|About this Abstract
||2013 TMS Annual Meeting & Exhibition
||2013 and Beyond: Flexible Electronics
||Flexible Organic Transistors on Shape Memory Polymer Substrates for Conformable Biointegrated Interfaces
||Jonathan Reeder, Taylor Ware, Dustin Simon, Naoji Matsuhisa, Tsuyoshi Sekitani, Takao Someya, Walter Voit
|On-Site Speaker (Planned)
Flexible electronics can retain electrical properties through various deformations and can be interfaced with curvilinear surfaces unlike silicon-based devices. Flexible organic transistors based on dinaphtho-[2,3-b:2'3'-f]thieno[3,2-b]thiophene (DNTT), a semiconductor with a high ionization potential, were fabricated on a shape memory polymer (SMP) substrate.
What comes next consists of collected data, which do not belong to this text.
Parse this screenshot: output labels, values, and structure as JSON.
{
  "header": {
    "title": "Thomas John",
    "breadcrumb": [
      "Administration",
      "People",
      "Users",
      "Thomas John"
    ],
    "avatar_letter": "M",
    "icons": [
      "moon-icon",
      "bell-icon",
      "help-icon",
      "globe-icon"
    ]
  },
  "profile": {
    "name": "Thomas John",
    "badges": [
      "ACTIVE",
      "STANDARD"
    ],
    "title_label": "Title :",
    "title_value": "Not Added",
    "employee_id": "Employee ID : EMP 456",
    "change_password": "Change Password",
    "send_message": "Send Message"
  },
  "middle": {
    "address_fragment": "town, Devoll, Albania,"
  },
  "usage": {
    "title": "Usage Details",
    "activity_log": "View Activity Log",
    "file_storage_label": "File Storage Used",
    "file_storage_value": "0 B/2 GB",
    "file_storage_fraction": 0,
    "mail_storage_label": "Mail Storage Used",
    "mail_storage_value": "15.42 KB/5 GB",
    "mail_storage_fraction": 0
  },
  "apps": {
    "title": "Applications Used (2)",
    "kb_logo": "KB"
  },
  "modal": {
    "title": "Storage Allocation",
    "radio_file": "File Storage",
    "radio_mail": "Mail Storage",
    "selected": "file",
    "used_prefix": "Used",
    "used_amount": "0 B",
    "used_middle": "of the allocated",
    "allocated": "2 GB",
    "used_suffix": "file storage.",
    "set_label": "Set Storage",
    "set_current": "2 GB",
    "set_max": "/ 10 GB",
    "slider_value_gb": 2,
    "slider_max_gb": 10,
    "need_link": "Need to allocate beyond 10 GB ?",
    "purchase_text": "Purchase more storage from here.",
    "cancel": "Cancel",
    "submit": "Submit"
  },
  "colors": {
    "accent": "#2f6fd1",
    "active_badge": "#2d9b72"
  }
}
SMPs are a class of stiffness-changing smart materials that can recover an imparted strain when heated above a tunable glass transition temperature and could facilitate the chronic use of sensing devices inside the body. By tuning the glass transition temperature of the SMP substrate, devices can be fabricated that soften and conform to complex, 3D surfaces when heated to body temperature, enabling future biomedical devices that are compliant to surrounding tissue and stationary after implantation. These devices on SMP substrates exhibit a mobility of 1 cm^2/V-s, a threshold voltage of 0.7 V, and an on/off current ratio of 10^5.